Jacob Burns Virtual Screening Room
Jacob Burns Virtual Screening Room: We’ve been tracking the Bedford Playhouse’s library of films available to stream at home. Rental fees for those films are shared by the film distributor with the Bedford Playhouse. We like this as a good way to help local theaters. Jacob Burns also has a shared fee arrangement with independent film distributors. JBFC’s Virtual Screening Room offers films curated by their programmers that you can watch at home. And they have some interesting films that you can’t find with the Bedford Playhouse. Here are some highlights from their current streaming library.
Coming Soon
Tomasso: Abel Ferrara teams up with Willem Dafoe (for the fifth time) in his first dramatic feature since 2014’s Pasolini. The Hollywood Reporter lauded Dafoe’s performance as an American expat movie director and recovering addict living in Rome with his young wife and their daughter. Film at Lincoln Center wrote: “Tommaso is easily Ferrara and Dafoe’s most personal and engrossing collaboration to date, a delicately surrealistic work of autofiction marked by the keen sensitivity of two consummate artists.”

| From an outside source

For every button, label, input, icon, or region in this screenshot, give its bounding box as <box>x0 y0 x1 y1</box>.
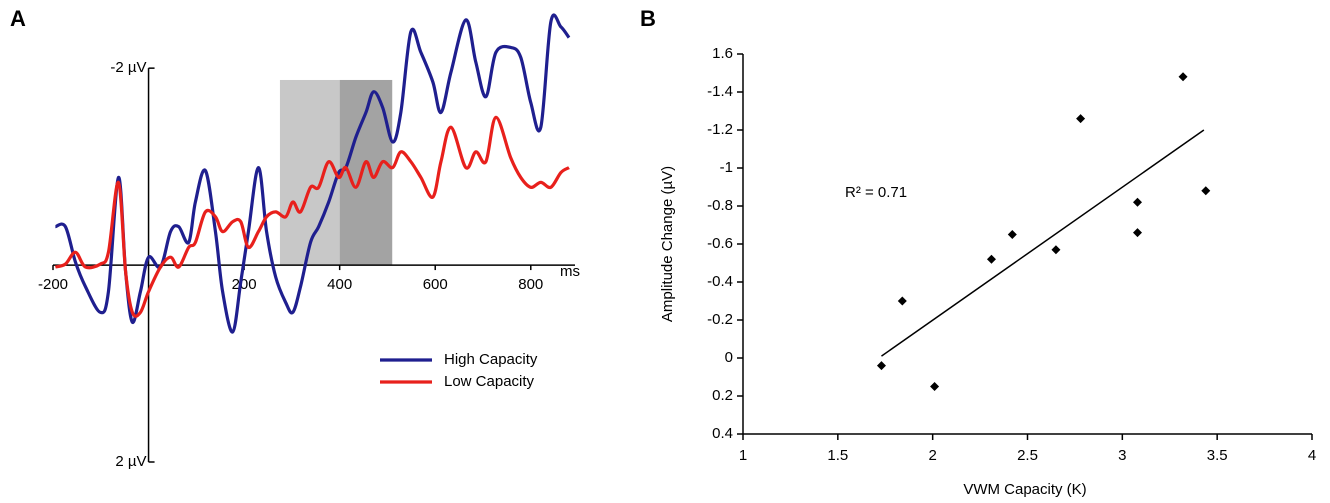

Shirley: Elizabeth Moss stars as Shirley Jackson the gothic write of The Haunting of Hill House and the short story The Lottery, in this “fictional” bio-pic based on the author’s life. The movie unfolds like a Jackson novel, telling a tale of a young couple who move in with the depressive and agoraphobic Jackson and her philandering husband at Bennington College and become fodder for her next gothic novel. The film was the winner of the 2020 Sundance Film Festival Special Jury Prize for Auteur Filmmaking. Sixty judges gave Shirley a 93% rating on Rotten Tomatoes.
Now Showing
Papicha: This multiple award winner and debut film from Mounia Meddour, was nominated at Cannes in the Un Certain Regard category and was selected as the Algerian entry for the Best International Feature Film at the 92nd Academy Awards. The film follows Nedjma, an 18 year-old fashion design who bucks the events of the Algerian Civil War in her determination to have a normal life with her friend Wassila. As the political environment swings hard right, she fights for her freedom by producing her own fashion show. Meddour’s film won the AMPAS Gold Fellowship Award for Women and took home two Césars for Best First Film and Best Female Newcomer for Khoudri’s performance.

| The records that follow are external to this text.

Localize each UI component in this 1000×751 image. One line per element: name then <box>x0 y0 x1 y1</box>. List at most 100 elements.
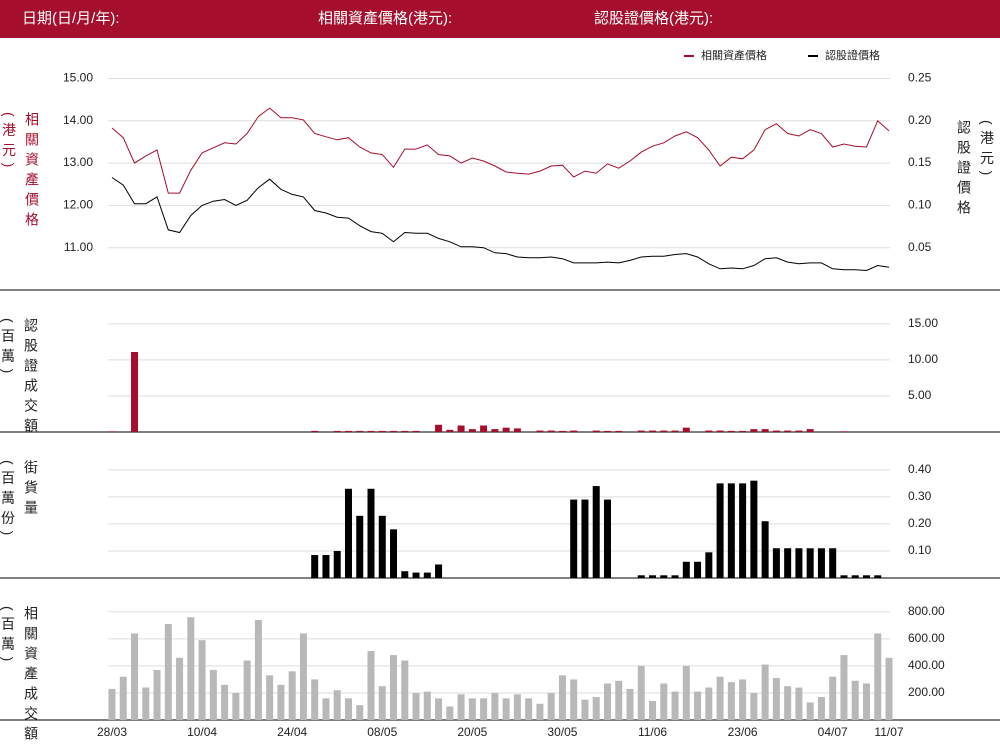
bar <box>649 575 657 578</box>
bar <box>603 683 611 720</box>
bar <box>603 430 611 432</box>
bar <box>356 705 364 720</box>
bar <box>390 655 398 720</box>
bar <box>558 430 566 432</box>
bar <box>694 561 702 578</box>
bar <box>311 679 319 720</box>
bar <box>795 548 803 578</box>
bar <box>108 431 116 432</box>
y-tick-label: 400.00 <box>908 658 945 672</box>
bar <box>592 430 600 432</box>
bar <box>558 675 566 720</box>
bar <box>660 575 668 578</box>
bar <box>311 430 319 432</box>
bar <box>547 692 555 720</box>
y-tick-label: 5.00 <box>908 388 932 402</box>
bar <box>378 430 386 432</box>
bar <box>322 698 330 720</box>
x-tick-label: 28/03 <box>97 725 127 739</box>
x-tick-label: 10/04 <box>187 725 217 739</box>
bar <box>660 430 668 432</box>
y-tick-label: 15.00 <box>63 71 93 85</box>
bar <box>468 429 476 432</box>
bar <box>480 425 488 432</box>
axis-label: (百萬) <box>0 606 16 667</box>
bar <box>761 429 769 432</box>
bar <box>637 665 645 720</box>
x-tick-label: 04/07 <box>818 725 848 739</box>
bar <box>119 676 127 720</box>
bar <box>750 480 758 578</box>
bar <box>739 483 747 578</box>
header-bar <box>0 0 1000 38</box>
bar <box>435 564 443 578</box>
legend-label: 相關資產價格 <box>701 48 767 62</box>
bar <box>232 692 240 720</box>
axis-label: 認股證成交額 <box>23 318 39 438</box>
bar <box>671 430 679 432</box>
bar <box>862 683 870 720</box>
bar <box>288 671 296 720</box>
bar <box>705 430 713 432</box>
bar <box>187 617 195 720</box>
bar <box>795 430 803 432</box>
bar <box>131 351 139 432</box>
bar <box>806 548 814 578</box>
bar <box>457 425 465 432</box>
bar <box>761 521 769 578</box>
bar <box>108 688 116 720</box>
bar <box>378 515 386 578</box>
bar <box>491 429 499 432</box>
bar <box>153 669 161 720</box>
bar <box>491 692 499 720</box>
bar <box>817 697 825 720</box>
bar <box>412 572 420 578</box>
y-tick-label: 800.00 <box>908 604 945 618</box>
bar <box>390 430 398 432</box>
bar <box>435 424 443 432</box>
y-tick-label: 11.00 <box>64 240 93 254</box>
bar <box>344 430 352 432</box>
legend-label: 認股證價格 <box>825 48 880 62</box>
bar <box>592 486 600 578</box>
bar <box>401 571 409 578</box>
bar <box>829 548 837 578</box>
bar <box>502 427 510 432</box>
bar <box>874 633 882 720</box>
x-tick-label: 23/06 <box>728 725 758 739</box>
bar <box>513 428 521 432</box>
bar <box>615 430 623 432</box>
x-tick-label: 24/04 <box>277 725 307 739</box>
bar <box>412 692 420 720</box>
y-tick-label: 0.40 <box>908 462 932 476</box>
bar <box>750 692 758 720</box>
bar <box>468 698 476 720</box>
bar <box>716 676 724 720</box>
axis-label: 認股證價格 <box>956 120 972 220</box>
bar <box>423 691 431 720</box>
bar <box>344 698 352 720</box>
bar <box>626 688 634 720</box>
line-series <box>111 107 890 194</box>
bar <box>164 623 172 720</box>
bar <box>367 488 375 578</box>
bar <box>356 430 364 432</box>
bar <box>570 679 578 720</box>
bar <box>570 430 578 432</box>
x-tick-label: 30/05 <box>547 725 577 739</box>
bar <box>536 703 544 720</box>
bar <box>761 664 769 720</box>
bar <box>344 488 352 578</box>
bar <box>401 430 409 432</box>
bar <box>716 483 724 578</box>
bar <box>660 683 668 720</box>
bar <box>795 687 803 720</box>
y-tick-label: 0.20 <box>908 113 932 127</box>
bar <box>277 684 285 720</box>
line-series <box>111 177 890 272</box>
axis-label: (百萬份) <box>0 460 16 541</box>
bar <box>772 548 780 578</box>
bar <box>649 701 657 720</box>
bar <box>333 690 341 720</box>
bar <box>694 691 702 720</box>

Lucky Grandma: Sasie Sealey’s dark comedy, Lucky Grandma, about a chain-smoking 80 year old woman from NYC’s Chinatown debuted at the 2019 Tribeca Film Festival and received a 94% Critics Rating on Rotten Tomatoes. The story follows her auspicious reading at a fortune teller to her trip to a casino where she goes all in. Her fortunes turn when she gets caught up in a full-on gang war. Find out who’s the real bad-ass!
Joan of Arc: Bruno Dumont casts ten-year-old Lise Leplat Prudhomme in the role of the Joan of Arc, considered a French heroine for her role in the Siege of Orleans during the Hundred Years War between France and England in the 15th century. Inspired by divine revelation, she successfully inserted herself in the war effort resulting in a military reversal she had foreseen in the visions she described to the French Royal family of Charles VII. She was later captured and burned at the stake at the age of nineteen – then canonized by the Catholic Church.
Up From The Streets, a multi-award-winning documentary that profiles New Orleans culture through the lens of music – from the drumming in Congo Square to the city’s contemporary music scene
The Painter and the Thief: Desperate for answers about the theft of her 2 paintings, a Czech artist seeks out and befriends the career criminal who stole them. After inviting her thief to sit for a portrait, the two form an improbable relationship and an inextricable bond that will forever link these lonely souls. A Special Jury Award-winner for Creative Storytelling from the Sundance Institute, this 2020 documentary from Benjamin Ree received a 100% Critics Rating from 32 critics on Rotten Tomatoes.